Именно в этом ключе – в образе рождающей смерти – Фрейденберг описывает в блокадных записках смерть матери. Проанализированные в ее научных трудах мифологические метафоры имели для нее жизненную силу даже в ситуации катастрофы, выходившей за пределы обыденного опыта.
Со смертью матери 9 апреля 1944 года, казалось, все было кончено. Завершив подробное описание процесса умирания, 1 мая 1944 года Фрейденберг прекратила записи.
4. ПОСЛЕ ВОЙНЫ (1945–1950)
«Второе рожденье мертвецом в мир»
Фрейденберг вернулась к своим записям (прерванным в апреле 1944 года после смерти матери), чтобы отметить конец войны. 26 июня 1945 года, одна в пустой квартире, она открыла новую тетрадь. Ей кажется, что и она не пережила блокаду: «Я видела биологию в глаза. Я жила при Сталине. Таких двух ужасов человек пережить не может» (XXI: 1, 2). «Глаза уменьшаются и тускнеют. Руки давно умерли. Кости оплотнели…» (XXI: 1, 1) Она работает, готовит учеников («Соню и Бебу»), спрашивая себя: «Что ученики и наука для сердца, в котором нет жизни?» (XXI: 4, 6) Но «мертвое сердце нельзя было увезти на Волково кладбище»; предстояло «второе рожденье мертвецом в мир» (XXI: 4, 8).
Это ощущение – жить мертвецом в мире – проходит через записки во все послевоенные годы.
Ханна Арендт в «Истоках тоталитаризма» писала о заключенных нацистских лагерей как о людях, «чье возвращение в психологически или как-то иначе понятный человеческий мир очень напоминает воскресение Лазаря». Арендт полагала, что такой человек едва ли был способен «сообщить свой опыт другому»43.
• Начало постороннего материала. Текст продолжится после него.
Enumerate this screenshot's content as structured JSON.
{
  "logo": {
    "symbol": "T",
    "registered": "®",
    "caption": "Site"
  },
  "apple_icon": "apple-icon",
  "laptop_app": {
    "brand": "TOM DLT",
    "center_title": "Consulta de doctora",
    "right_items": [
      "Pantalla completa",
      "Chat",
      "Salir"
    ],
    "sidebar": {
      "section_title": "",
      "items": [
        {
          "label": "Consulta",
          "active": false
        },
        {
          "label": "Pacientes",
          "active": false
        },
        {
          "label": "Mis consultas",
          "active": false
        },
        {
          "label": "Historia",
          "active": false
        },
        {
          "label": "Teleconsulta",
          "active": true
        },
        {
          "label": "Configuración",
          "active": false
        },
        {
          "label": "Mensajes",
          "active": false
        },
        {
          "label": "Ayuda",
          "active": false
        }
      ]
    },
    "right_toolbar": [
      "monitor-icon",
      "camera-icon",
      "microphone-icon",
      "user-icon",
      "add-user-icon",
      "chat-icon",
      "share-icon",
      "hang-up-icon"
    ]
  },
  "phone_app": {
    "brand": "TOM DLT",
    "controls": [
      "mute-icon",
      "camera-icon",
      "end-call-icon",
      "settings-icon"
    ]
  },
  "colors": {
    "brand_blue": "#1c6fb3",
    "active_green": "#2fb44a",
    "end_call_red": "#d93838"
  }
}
То, как Фрейденберг описывает себя после блокады, напоминает состояние Лазаря, но она считает необходимым сообщить о своем опыте.
Было тяжело возвращаться к запискам:
Они связывались у меня с записью о маме, в блокаду, в преисподней, где бились наши совести против законов физиологии. Но я к ним вернулась, готовая преодолеть самые кровоточащие травмы, чтоб только донести до чернил и бумаги рассказ о сталинских днях. Это – мой посильный протест против удушенья человека! (XXI: 6, 11)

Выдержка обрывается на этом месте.